2. Activating Strategy: Get students actively thinking or connecting to that day’s material. Cochrane teachers often use video clips to immediately engage students by piquing their interest and then helping them connect to the lesson.
3. Relevant Vocabulary: Limit vocabulary to that which is appropriate for your students, and ensure that it is actively used in context. Students should interact with the words throughout the lesson. Teachers must use strategies for teaching vocabulary that are relevant and effective, including a graphic organizer or an experience.
4. Limited Lectures: Limit lecture time to between 12 and 15 minutes, and then engage students in a short activity. Alternate lecture times with student activities such as turning and talking, drawing a picture, summarizing or describing the lecture, or discussing with partners or groups.

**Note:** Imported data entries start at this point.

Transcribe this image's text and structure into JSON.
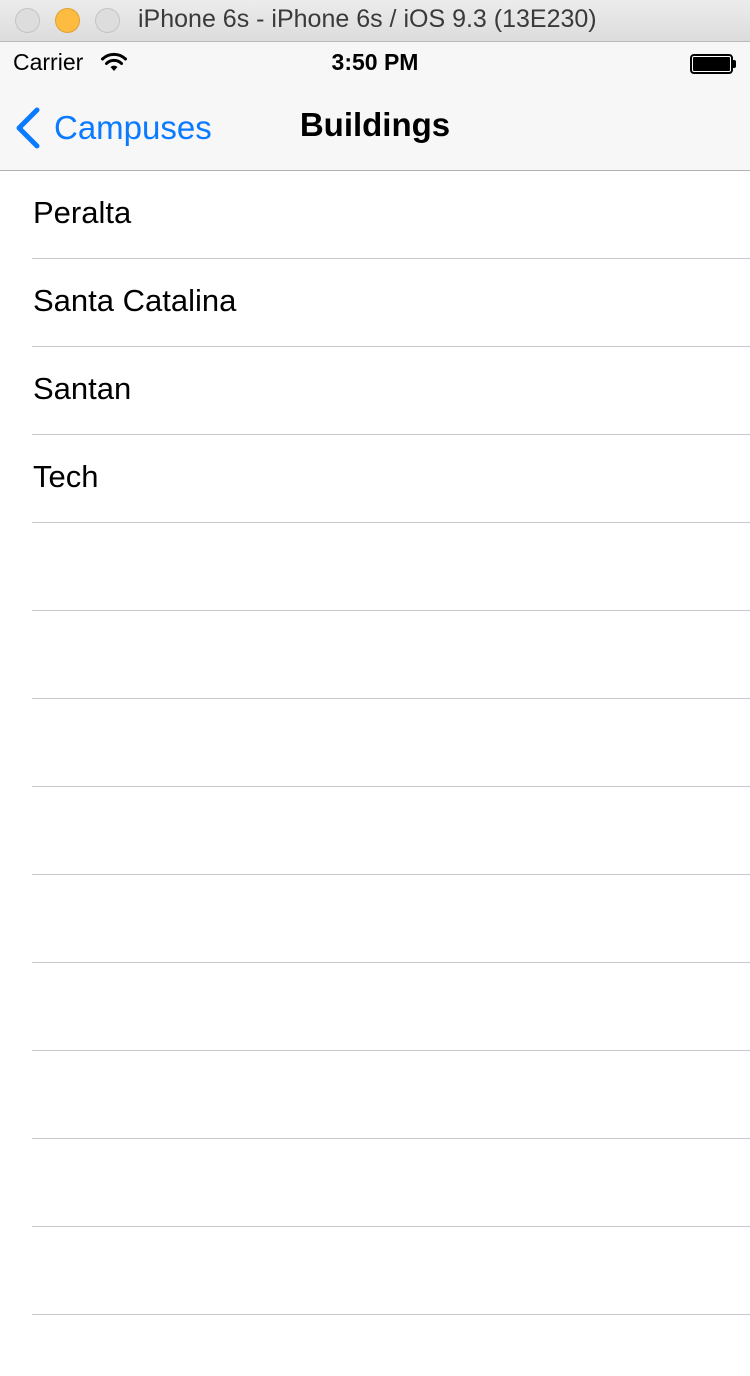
{
  "window": {
    "title": "iPhone 6s - iPhone 6s / iOS 9.3 (13E230)"
  },
  "status_bar": {
    "carrier": "Carrier",
    "time": "3:50 PM",
    "icons": [
      "wifi-icon",
      "battery-icon"
    ]
  },
  "nav_bar": {
    "back_label": "Campuses",
    "title": "Buildings",
    "back_icon": "chevron-left-icon",
    "tint_color": "#0a7aff"
  },
  "table": {
    "rows": [
      {
        "label": "Peralta"
      },
      {
        "label": "Santa Catalina"
      },
      {
        "label": "Santan"
      },
      {
        "label": "Tech"
      },
      {
        "label": ""
      },
      {
        "label": ""
      },
      {
        "label": ""
      },
      {
        "label": ""
      },
      {
        "label": ""
      },
      {
        "label": ""
      },
      {
        "label": ""
      },
      {
        "label": ""
      },
      {
        "label": ""
      }
    ]
  }
}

5. Graphic Organizers: Help students visualize and categorize what they’re learning with graphic organizers. Be sure to link new information to old information. Use colorful charts in notebooks, computers, or foldables.
6. Encouraging Student Movement: Actively engage students through physical activity of some sort. Possible student movement strategies include gallery walks, team work or rotating stations, “thumbs-up” or “thumbs-down” activities, or having them perform body movements to answer questions.

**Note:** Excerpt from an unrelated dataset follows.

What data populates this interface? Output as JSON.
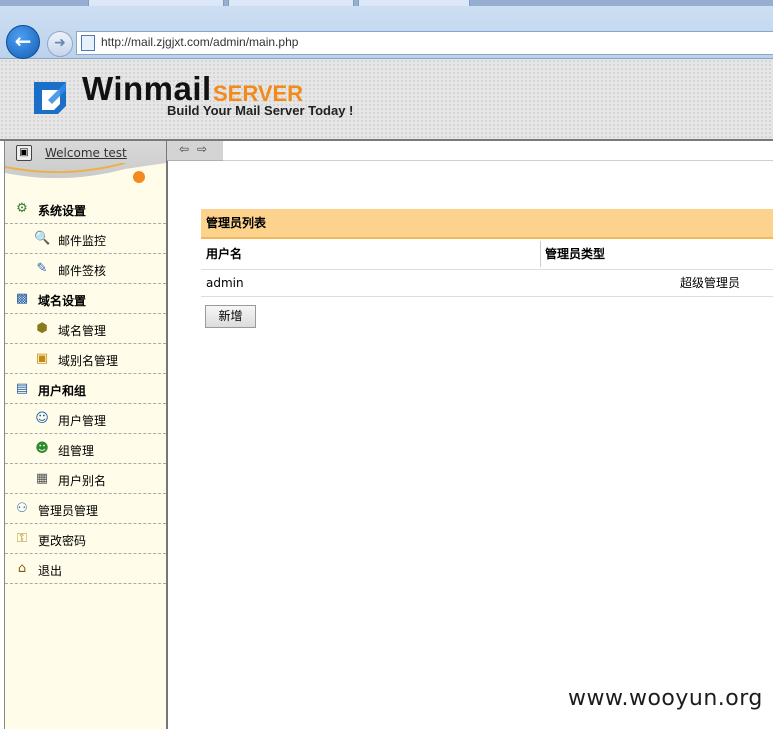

7. Higher-Order Thinking Questions: Use at least three higher-order thinking (“HOT”) questionsduring the lesson. Ensure that you are challenging students; ask the same question, but consider requiring advanced learners to respond in an alternate way. Vary response strategies by having students write, answer in a classroom or partner discussion, or complete homework.
8. Summarizing: Close the lesson with a summary and assess students through their answers to the essential question. Determine whether you need to re-teach or can move on. Use a variety of summary assessments, such as writing prompts, short activities, discussions, illustrations, or exit tickets.
9. Rigorous Activities: Designing challenging activities and moving at a brisk pace is a must. Eliminate idle time by creating lessons that are 100% active.
10. Student-Centered Approaches: Clearly demonstrate that your students are the center of your focus and attention. Use technology as a tool to engage students and help them to see real-world applications of their learning. Approach teaching as a partnership — your job is to plan, and your students’ job is to work and learn. Consider yourself a facilitator rather than a giver of knowledge.
Putting Hibernators into Learning Mode
Peter DeWitt was on the right track in his EdWeek blog post on this subject. Students do want to follow their own agendas and fly under the radar. Some will sit at their desks and text, some will sleep, and some will coast through their classes with a high enough score to squeak by without failing.
Teachers at all grade levels and in all subjects have seen these students that Quaglia and Corso refer to as, “stalled — they have neither a picture of where they want to go, nor the energy for doing much in the present. Such people lack a sense of purpose and rarely experience a sense of accomplishment in anything they do.”
By using active learning strategies and Cochrane’s proven Interactive Learning Non-Negotiables, though, you should be able to get your students out of hibernation mode and into learning mode. As Quaglia and Corso put it, “Educators need to ensure that, during a class period, every student is asked a question or somehow engaged in learning.” Try some of the strategies we’ve detailed here to get started.